The Fuller Memorandum


Here’s our latest post, a sci-fi/urban fantasy book reviewed by Steve Wishnevsky of Winston-Salem.  Steve says he’s also reading some more serious fare to review later.

book cover of   The Fuller Memorandum    (Laundry Files)  by  Charles Stross

By Steve Wishnevsky

THE FULLER MEMORANDUM. By Charles Stross. Ace: Berkley Publishing. 320 pages. $24.95.

Bob Howard is sort of the anti James Bond, working for “The Laundry,” an ultra-secret anti-occult agency of Her Majesty’s Government. His title is Computational Demonologist, and he spends a lot of time messing about with files and discussing indescribable horror in obtuse Brit office jargon. He also is obsessed with his expense account, and he worries about his significant other, Mo, a redhead with a possessed white bone violin that kills people.

Think Ian Fleming meets H.P. Lovecraft with a side order of Dilbert. Amusing enough, but of the three genres mashed together here, I really like only Dilbert.

But, somehow, in modern Urban Fantasy (third sub-genre to the left), Lovecraft has become a default position, in all his indescribable reeking occult unimaginable horror. Or ‘orror, if you’re a Cockney.

In any case, Howard gets sent on a temporary fill-in basis to a secret RAF base that conceals deeper secrets; the Tea Lady is evaporated; and Howard Is placed on administrative leave. His wife, Mo, comes back from Amsterdam after eradicating a particularly offensive cult with her violin, and all assorted hell breaks loose.

As the tale unravels, Howard’s perhaps immortal boss, Fuller, vanishes; things become even more obscure; Howard finds himself fugued into alternate universes; Mo is endangered; and divers other occult powers including the Russian equivalent of The Laundry, become involved, entangled and enmeshed in probably world-ending evil. Cue the Vincent Price laughter, here.

The grand denouement involves London’s largest cemetery, ley lines and, of course, lots and lots of zombies. Did I mention the zombies?
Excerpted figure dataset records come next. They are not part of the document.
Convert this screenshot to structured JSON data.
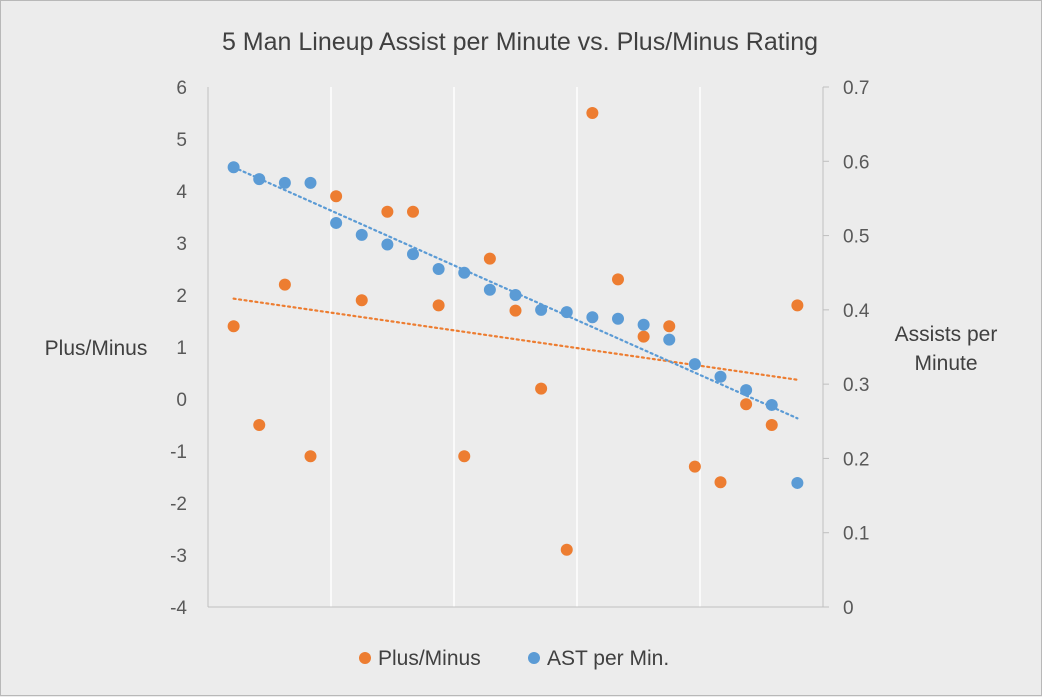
{
  "chart_data": {
    "type": "scatter",
    "title": "5 Man Lineup Assist per Minute vs. Plus/Minus Rating",
    "y_left_label": "Plus/Minus",
    "y_right_label_lines": [
      "Assists per",
      "Minute"
    ],
    "y_left_lim": [
      -4,
      6
    ],
    "y_left_ticks": [
      "6",
      "5",
      "4",
      "3",
      "2",
      "1",
      "0",
      "-1",
      "-2",
      "-3",
      "-4"
    ],
    "y_right_lim": [
      0,
      0.7
    ],
    "y_right_ticks": [
      "0.7",
      "0.6",
      "0.5",
      "0.4",
      "0.3",
      "0.2",
      "0.1",
      "0"
    ],
    "x": [
      1,
      2,
      3,
      4,
      5,
      6,
      7,
      8,
      9,
      10,
      11,
      12,
      13,
      14,
      15,
      16,
      17,
      18,
      19,
      20,
      21,
      22,
      23
    ],
    "grid": "vertical",
    "legend_position": "bottom",
    "series": [
      {
        "name": "Plus/Minus",
        "axis": "left",
        "color": "#ed7d31",
        "values": [
          1.4,
          -0.5,
          2.2,
          -1.1,
          3.9,
          1.9,
          3.6,
          3.6,
          1.8,
          -1.1,
          2.7,
          1.7,
          0.2,
          -2.9,
          5.5,
          2.3,
          1.2,
          1.4,
          -1.3,
          -1.6,
          -0.1,
          -0.5,
          1.8
        ],
        "trendline": {
          "type": "linear",
          "start": 1.93,
          "end": 0.37
        }
      },
      {
        "name": "AST per Min.",
        "axis": "right",
        "color": "#5b9bd5",
        "values": [
          0.592,
          0.576,
          0.571,
          0.571,
          0.517,
          0.501,
          0.488,
          0.475,
          0.455,
          0.45,
          0.427,
          0.42,
          0.4,
          0.397,
          0.39,
          0.388,
          0.38,
          0.36,
          0.327,
          0.31,
          0.292,
          0.272,
          0.167
        ],
        "trendline": {
          "type": "linear",
          "start": 0.592,
          "end": 0.254
        }
      }
    ]
  }
}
This is a fun book, if your taste runs that way; but for myself, I have become bored with zombies. They don’t even make good soup.

The Fuller Memorandum is quite well written. Stross is widely admired as a stylist and a pace-setter for the most modern, post-ironic wing of Fantasy and Speculative Fiction. The pseudo-history of The Laundry is amusing; the office humor and in-jokes would probably not be wasted on the average modern worker, as they are on me.

Classify this book as amusing if trivial. It probably would make a superior movie.